Book Review: On the Advantage and Disadvantage of History for Life by F. Nietzsche

On the Advantage and Disadvantage of History for Life by Friedrich Nietzsche, translated by Peter Preuss

Friedrich Nietzsche's early work on the value of studying history balances between a pure, theoretical understanding and the then-contemporary understanding of history. When this was published in 1874, Germany was proud of its historical understanding of itself and the thorough education it provided to the general populace. According to Nietzsche, the predominant theory was Hegel's dialectic, where the World Spirit moves humanity through many stages of conflict, gradually improving human welfare to a culmination. Many considered late 1800s Germany to be the pinnacle of human development, an assessment Nietzsche did not share. So he spends the last half of this essay analyzing and debunking the importance of historical education to German society. He has a rather blistering attack on Hegel and people who follow his theories.

The earlier part of the essay is more theoretical, discussing how history can impact the way people live. He develops a tension between living historically and living unhistorically. Those who live purely with a historical understanding can gain benefits by seeing past figures as role models and past situations as successes or failures to be imitated or avoided. The problem is that a purely historical understanding eliminates the possibility of original thinking and creative actions. Many people look back to ancient Greece as a model of rational thought and activity, though clearly the Greeks didn't look for such role models in their history. So living historically is a two-edged sword. Living unhistorically allows one to forget the past and have that originality and creativity that is necessary for life to advance and improve, though such activities require a great deal of personal fortitude. This is also a two-edged sword.

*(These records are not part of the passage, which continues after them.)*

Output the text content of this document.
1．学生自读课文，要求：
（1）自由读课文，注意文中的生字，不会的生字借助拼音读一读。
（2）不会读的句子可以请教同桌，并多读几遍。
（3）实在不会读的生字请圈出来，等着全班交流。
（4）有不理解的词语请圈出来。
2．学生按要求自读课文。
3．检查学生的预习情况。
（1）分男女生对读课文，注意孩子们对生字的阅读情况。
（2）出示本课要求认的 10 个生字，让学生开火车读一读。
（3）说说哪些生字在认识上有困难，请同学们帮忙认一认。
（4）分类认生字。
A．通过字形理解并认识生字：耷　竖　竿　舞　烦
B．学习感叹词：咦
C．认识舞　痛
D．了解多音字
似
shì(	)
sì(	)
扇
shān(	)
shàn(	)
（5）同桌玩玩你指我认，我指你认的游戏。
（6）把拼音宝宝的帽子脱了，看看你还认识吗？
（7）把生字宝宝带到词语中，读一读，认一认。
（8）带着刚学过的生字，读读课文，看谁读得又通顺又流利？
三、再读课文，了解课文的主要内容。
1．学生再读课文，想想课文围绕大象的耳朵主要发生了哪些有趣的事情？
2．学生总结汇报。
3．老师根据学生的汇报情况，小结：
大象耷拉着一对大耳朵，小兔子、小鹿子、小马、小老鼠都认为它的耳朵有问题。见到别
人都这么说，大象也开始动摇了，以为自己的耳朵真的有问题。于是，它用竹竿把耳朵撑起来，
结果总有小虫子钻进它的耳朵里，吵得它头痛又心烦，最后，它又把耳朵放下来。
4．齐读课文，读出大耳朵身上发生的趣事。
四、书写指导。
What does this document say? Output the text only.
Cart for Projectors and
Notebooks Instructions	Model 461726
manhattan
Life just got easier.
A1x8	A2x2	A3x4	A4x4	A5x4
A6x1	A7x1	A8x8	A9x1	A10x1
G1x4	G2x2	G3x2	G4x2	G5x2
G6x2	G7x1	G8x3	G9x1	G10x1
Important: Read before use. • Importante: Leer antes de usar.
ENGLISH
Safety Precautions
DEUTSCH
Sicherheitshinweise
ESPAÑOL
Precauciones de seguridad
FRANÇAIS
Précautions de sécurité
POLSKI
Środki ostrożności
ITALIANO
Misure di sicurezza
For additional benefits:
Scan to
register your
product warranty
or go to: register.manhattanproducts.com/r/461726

Then he goes into how the current age is all about following the Hegelian dialectic and being satisfied with the status quo that rather than moving forward to greater things. His argument is entertainingly written but has less relevance today than it did in his time. The first half of the essay is more valuable and interesting now though it is less colorfully written.

This book was on my shelf of "books to be read and then kept or gotten rid of." While it does have some merits, I can't see myself rereading it ever nor do I see myself loaning it out to anyone. So it's going in the donation box.